Assad vowed to pursue an offensive in Syria's vast deserts, where he is backed by Hezbollah and heavy Russian air power that have allowed his troops to capture significant ground from Daesh terrorists on several major fronts.
His government hopes to steal a march on U.S.-backed militias in the attack on Daesh’s last major Syrian stronghold, the Dayr al-Zawr region that extends to the Iraqi border. The eastward thrust, unthinkable two years ago when Assad seemed in danger, has underlined his ever more confident position and the dilemma facing Western leaders who still want him to topple him.
"Our army is achieving one gain after another every day to eliminate terrorists...We will continue to attack terrorists until the last terrorist on Syrian land," Assad said.

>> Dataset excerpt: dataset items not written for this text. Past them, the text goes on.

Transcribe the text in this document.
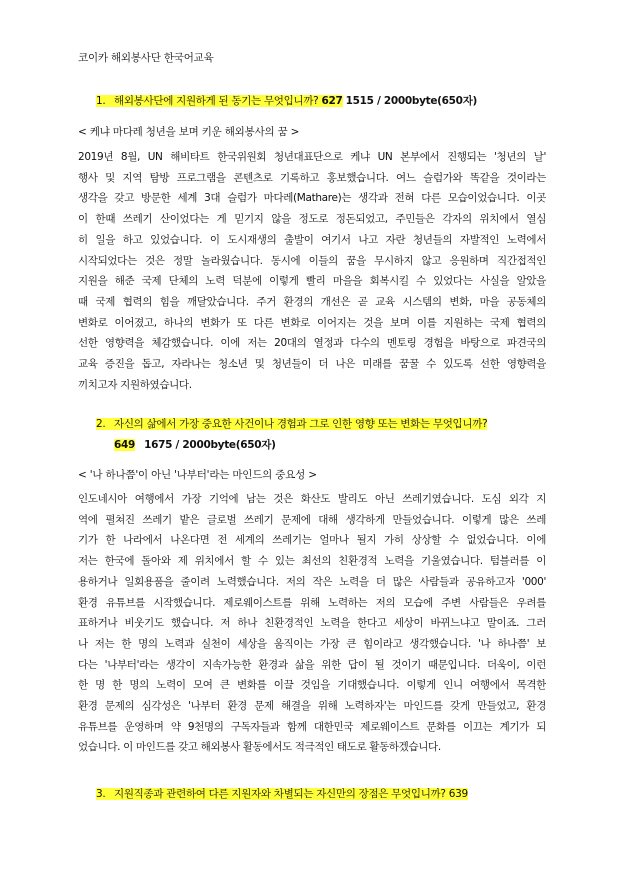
코이카 해외봉사단 한국어교육
1. 해외봉사단에 지원하게 된 동기는 무엇입니까? 627 1515 / 2000byte(650자)
< 케냐 마다레 청년을 보며 키운 해외봉사의 꿈 >
2019년 8월, UN 해비타트 한국위원회 청년대표단으로 케냐 UN 본부에서 진행되는 '청년의 날'
행사 및 지역 탐방 프로그램을 콘텐츠로 기록하고 홍보했습니다. 여느 슬럼가와 똑같을 것이라는
생각을 갖고 방문한 세계 3대 슬럼가 마다레(Mathare)는 생각과 전혀 다른 모습이었습니다. 이곳
이 한때 쓰레기 산이었다는 게 믿기지 않을 정도로 정돈되었고, 주민들은 각자의 위치에서 열심
히 일을 하고 있었습니다. 이 도시재생의 출발이 여기서 나고 자란 청년들의 자발적인 노력에서
시작되었다는 것은 정말 놀라웠습니다. 동시에 이들의 꿈을 무시하지 않고 응원하며 직간접적인
지원을 해준 국제 단체의 노력 덕분에 이렇게 빨리 마을을 회복시킬 수 있었다는 사실을 알았을
때 국제 협력의 힘을 깨달았습니다. 주거 환경의 개선은 곧 교육 시스템의 변화, 마을 공동체의
변화로 이어졌고, 하나의 변화가 또 다른 변화로 이어지는 것을 보며 이를 지원하는 국제 협력의
선한 영향력을 체감했습니다. 이에 저는 20대의 열정과 다수의 멘토링 경험을 바탕으로 파견국의
교육 증진을 돕고, 자라나는 청소년 및 청년들이 더 나은 미래를 꿈꿀 수 있도록 선한 영향력을
끼치고자 지원하였습니다.
2. 자신의 삶에서 가장 중요한 사건이나 경험과 그로 인한 영향 또는 변화는 무엇입니까?
649 1675 / 2000byte(650자)
< '나 하나쯤'이 아닌 '나부터'라는 마인드의 중요성 >
인도네시아 여행에서 가장 기억에 남는 것은 화산도 발리도 아닌 쓰레기였습니다. 도심 외각 지
역에 펼쳐진 쓰레기 밭은 글로벌 쓰레기 문제에 대해 생각하게 만들었습니다. 이렇게 많은 쓰레
기가 한 나라에서 나온다면 전 세계의 쓰레기는 얼마나 될지 가히 상상할 수 없었습니다. 이에
저는 한국에 돌아와 제 위치에서 할 수 있는 최선의 친환경적 노력을 기울였습니다. 텀블러를 이
용하거나 일회용품을 줄이려 노력했습니다. 저의 작은 노력을 더 많은 사람들과 공유하고자 '000'
환경 유튜브를 시작했습니다. 제로웨이스트를 위해 노력하는 저의 모습에 주변 사람들은 우려를
표하거나 비웃기도 했습니다. 저 하나 친환경적인 노력을 한다고 세상이 바뀌느냐고 말이죠. 그러
나 저는 한 명의 노력과 실천이 세상을 움직이는 가장 큰 힘이라고 생각했습니다. '나 하나쯤' 보
다는 '나부터'라는 생각이 지속가능한 환경과 삶을 위한 답이 될 것이기 때문입니다. 더욱이, 이런
한 명 한 명의 노력이 모여 큰 변화를 이끌 것임을 기대했습니다. 이렇게 인니 여행에서 목격한
환경 문제의 심각성은 '나부터 환경 문제 해결을 위해 노력하자'는 마인드를 갖게 만들었고, 환경
유튜브를 운영하며 약 9천명의 구독자들과 함께 대한민국 제로웨이스트 문화를 이끄는 계기가 되
었습니다. 이 마인드를 갖고 해외봉사 활동에서도 적극적인 태도로 활동하겠습니다.
3. 지원직종과 관련하여 다른 지원자와 차별되는 자신만의 장점은 무엇입니까? 639
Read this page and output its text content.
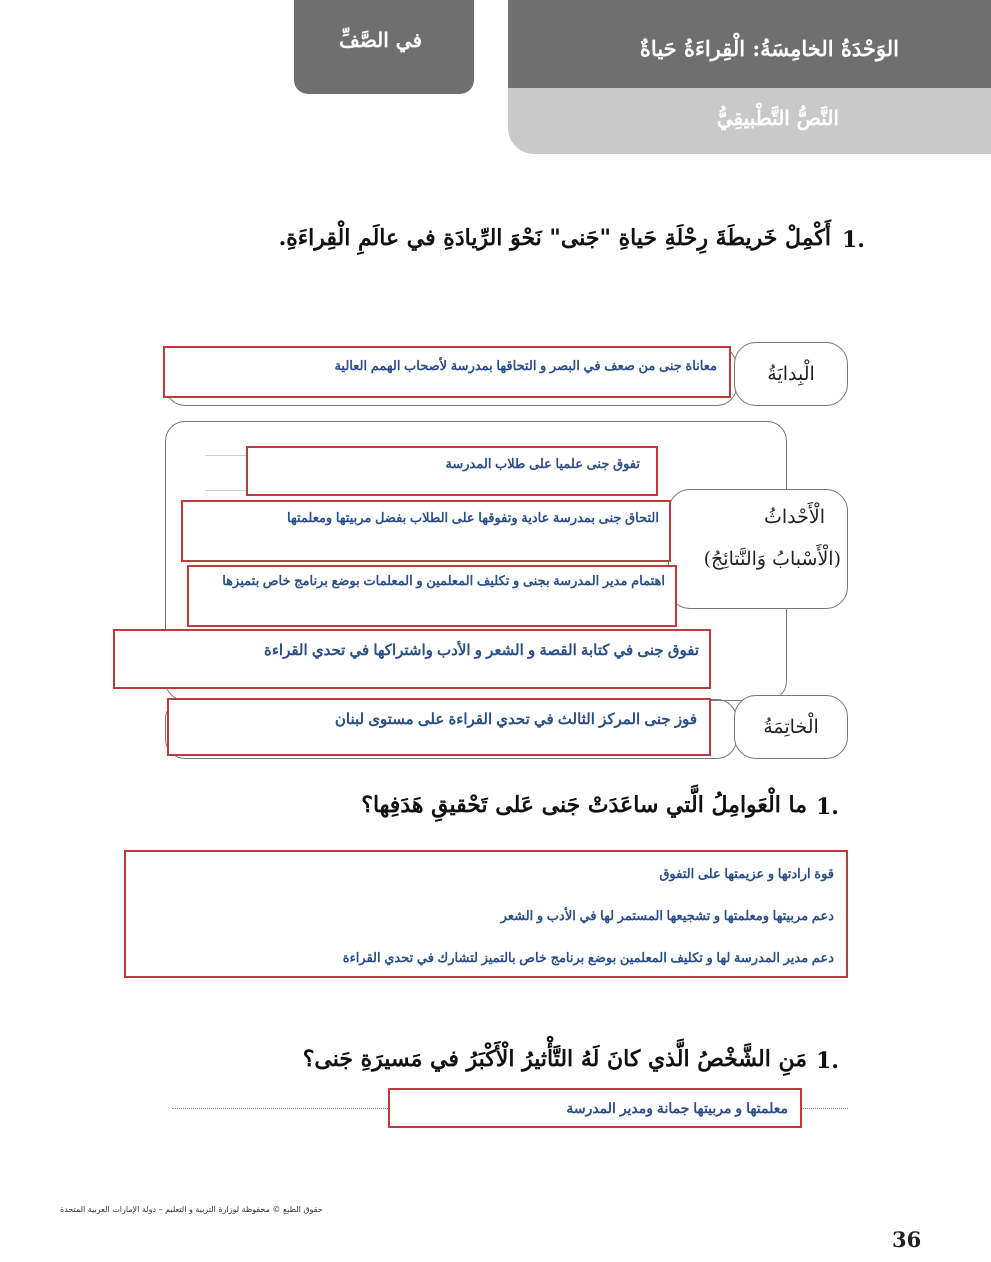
الوَحْدَةُ الخامِسَةُ: الْقِراءَةُ حَياةٌ
النَّصُّ التَّطْبيقِيُّ
في الصَّفِّ
1.
أَكْمِلْ خَريطَةَ رِحْلَةِ حَياةِ "جَنى" نَحْوَ الرِّيادَةِ في عالَمِ الْقِراءَةِ.
الْبِدايَةُ
الْأَحْداثُ
(الْأَسْبابُ وَالنَّتائِجُ)
الْخاتِمَةُ
معاناة جنى من صعف في البصر و التحاقها بمدرسة لأصحاب الهمم العالية
تفوق جنى علميا على طلاب المدرسة
التحاق جنى بمدرسة عادية وتفوقها على الطلاب بفضل مربيتها ومعلمتها
اهتمام مدير المدرسة بجنى و تكليف المعلمين و المعلمات بوضع برنامج خاص بتميزها
تفوق جنى في كتابة القصة و الشعر و الأدب واشتراكها في تحدي القراءة
فوز جنى المركز الثالث في تحدي القراءة على مستوى لبنان
1.
ما الْعَوامِلُ الَّتي ساعَدَتْ جَنى عَلى تَحْقيقِ هَدَفِها؟
قوة ارادتها و عزيمتها على التفوق
دعم مربيتها ومعلمتها و تشجيعها المستمر لها في الأدب و الشعر
دعم مدير المدرسة لها و تكليف المعلمين بوضع برنامج خاص بالتميز لتشارك في تحدي القراءة
1.
مَنِ الشَّخْصُ الَّذي كانَ لَهُ التَّأْثيرُ الْأَكْبَرُ في مَسيرَةِ جَنى؟
معلمتها و مربيتها جمانة ومدير المدرسة
حقوق الطبع © محفوظة لوزارة التربية و التعليم – دولة الإمارات العربية المتحدة
36
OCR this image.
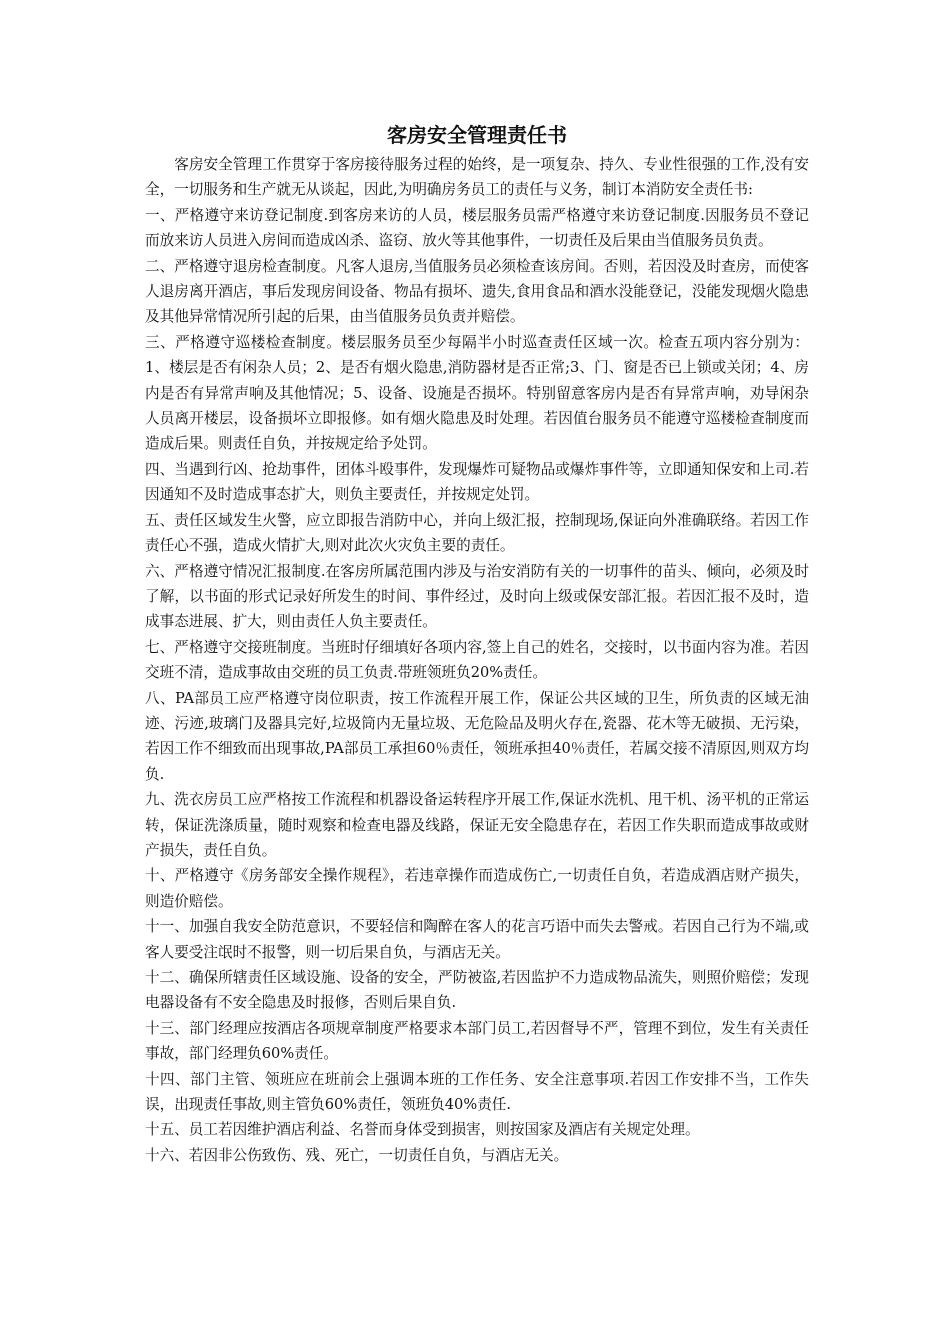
客房安全管理责任书

客房安全管理工作贯穿于客房接待服务过程的始终，是一项复杂、持久、专业性很强的工作,没有安全，一切服务和生产就无从谈起，因此,为明确房务员工的责任与义务，制订本消防安全责任书:

一、严格遵守来访登记制度.到客房来访的人员，楼层服务员需严格遵守来访登记制度.因服务员不登记而放来访人员进入房间而造成凶杀、盗窃、放火等其他事件，一切责任及后果由当值服务员负责。

二、严格遵守退房检查制度。凡客人退房,当值服务员必须检查该房间。否则，若因没及时查房，而使客人退房离开酒店，事后发现房间设备、物品有损坏、遗失,食用食品和酒水没能登记，没能发现烟火隐患及其他异常情况所引起的后果，由当值服务员负责并赔偿。

三、严格遵守巡楼检查制度。楼层服务员至少每隔半小时巡查责任区域一次。检查五项内容分别为：1、楼层是否有闲杂人员；2、是否有烟火隐患,消防器材是否正常;3、门、窗是否已上锁或关闭；4、房内是否有异常声响及其他情况；5、设备、设施是否损坏。特别留意客房内是否有异常声响，劝导闲杂人员离开楼层，设备损坏立即报修。如有烟火隐患及时处理。若因值台服务员不能遵守巡楼检查制度而造成后果。则责任自负，并按规定给予处罚。

四、当遇到行凶、抢劫事件，团体斗殴事件，发现爆炸可疑物品或爆炸事件等，立即通知保安和上司.若因通知不及时造成事态扩大，则负主要责任，并按规定处罚。

五、责任区域发生火警，应立即报告消防中心，并向上级汇报，控制现场,保证向外准确联络。若因工作责任心不强，造成火情扩大,则对此次火灾负主要的责任。

六、严格遵守情况汇报制度.在客房所属范围内涉及与治安消防有关的一切事件的苗头、倾向，必须及时了解，以书面的形式记录好所发生的时间、事件经过，及时向上级或保安部汇报。若因汇报不及时，造成事态进展、扩大，则由责任人负主要责任。

七、严格遵守交接班制度。当班时仔细填好各项内容,签上自己的姓名，交接时，以书面内容为准。若因交班不清，造成事故由交班的员工负责.带班领班负20%责任。

八、PA部员工应严格遵守岗位职责，按工作流程开展工作，保证公共区域的卫生，所负责的区域无油迹、污迹,玻璃门及器具完好,垃圾筒内无量垃圾、无危险品及明火存在,瓷器、花木等无破损、无污染，若因工作不细致而出现事故,PA部员工承担60％责任，领班承担40％责任，若属交接不清原因,则双方均负.

九、洗衣房员工应严格按工作流程和机器设备运转程序开展工作,保证水洗机、甩干机、汤平机的正常运转，保证洗涤质量，随时观察和检查电器及线路，保证无安全隐患存在，若因工作失职而造成事故或财产损失，责任自负。

十、严格遵守《房务部安全操作规程》，若违章操作而造成伤亡,一切责任自负，若造成酒店财产损失，则造价赔偿。

十一、加强自我安全防范意识，不要轻信和陶醉在客人的花言巧语中而失去警戒。若因自己行为不端,或客人要受注氓时不报警，则一切后果自负，与酒店无关。

十二、确保所辖责任区域设施、设备的安全，严防被盗,若因监护不力造成物品流失，则照价赔偿；发现电器设备有不安全隐患及时报修，否则后果自负.

十三、部门经理应按酒店各项规章制度严格要求本部门员工,若因督导不严，管理不到位，发生有关责任事故，部门经理负60%责任。

十四、部门主管、领班应在班前会上强调本班的工作任务、安全注意事项.若因工作安排不当，工作失误，出现责任事故,则主管负60%责任，领班负40%责任.

十五、员工若因维护酒店利益、名誉而身体受到损害，则按国家及酒店有关规定处理。

十六、若因非公伤致伤、残、死亡，一切责任自负，与酒店无关。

He said his country welcomed Russian-brokered local ceasefire deals that Moscow is seeking to extend elsewhere in Syria as these would end bloodshed and bring an end to the terrorism and pardoning of militants who agree to lay down arms.
"The idea of these de-escalation zones is to stop the bloodletting ... and the eviction of the armed groups handing over their weapons and the return of normalcy," Assad said. "We have an interest in the success of this initiative."
Russia has since last month deployed military police beside army checkpoints in southwest Syria and in Eastern Ghouta near Damascus to help ensure calm in deals it has worked out with militant groups.
The de-escalation zones in central, northern and southern Syria were proposed in a plan approved in May by Russia, Turkey and Iran in the Kazakh capital, Astana.
Despite that deal, Assad said Syrians don't trust Turkish President Recep Tayyip Erdogan and that the Syrian leader does not consider him to be a guarantor. Erdogan's government is a main backer of militants, and sent troops into Syria a year ago. Those troops, and allied militants, now control a stretch of Syrian territory along the border.
"Any Turkish citizen who is in Syria without permission from the Syrian government will be considered an occupier," Assad said.
Negotiations are under way with mainstream armed groups and local councils to broker a truce in the besieged northern Homs countryside enclave. Terrorist leaders are also calling for the release of thousands of detainees held in government security prisons.
Assad, whose government brands many of the Western backed Free Syrian Army (FSA) groups that Moscow has reached truces with as "terrorists", has said his army retained the right to continue to attack them.
However, Assad has condemned U.S.-inspired "safe zones" which President Donald Trump earlier this year said he hoped to achieve with Russia, saying such a plan would only "give cover to terrorists".
The Syrian president refused any security cooperation with Western nations or the reopening of their embassies, until they cut ties with terrorists.
He said Syria will look east when it comes to political, economic and cultural relations.
"Let's be clear. There will be no security cooperation nor opening of embassies or even a role for some countries that say that they want to play a role in ending the crisis in Syria before they clearly and frankly cut their relations with terrorism," Assad said. "At that point maybe we can speak about opening embassies."
In the early years of the conflict, many Western and Arab countries called on Assad to step down, and both the U.S. and the European Union have imposed sanctions on his government. Several Arab and Western countries also withdrew their diplomats from Damascus.
The Syrian president said his country's economy is turning to growth again "at a very slow pace, although we are under an almost complete embargo."
Assad said that hardly a week passes without an attack in the West, referring to assaults carried out by Daesh supporters. "These facts are what forced them (the West) to change their stance."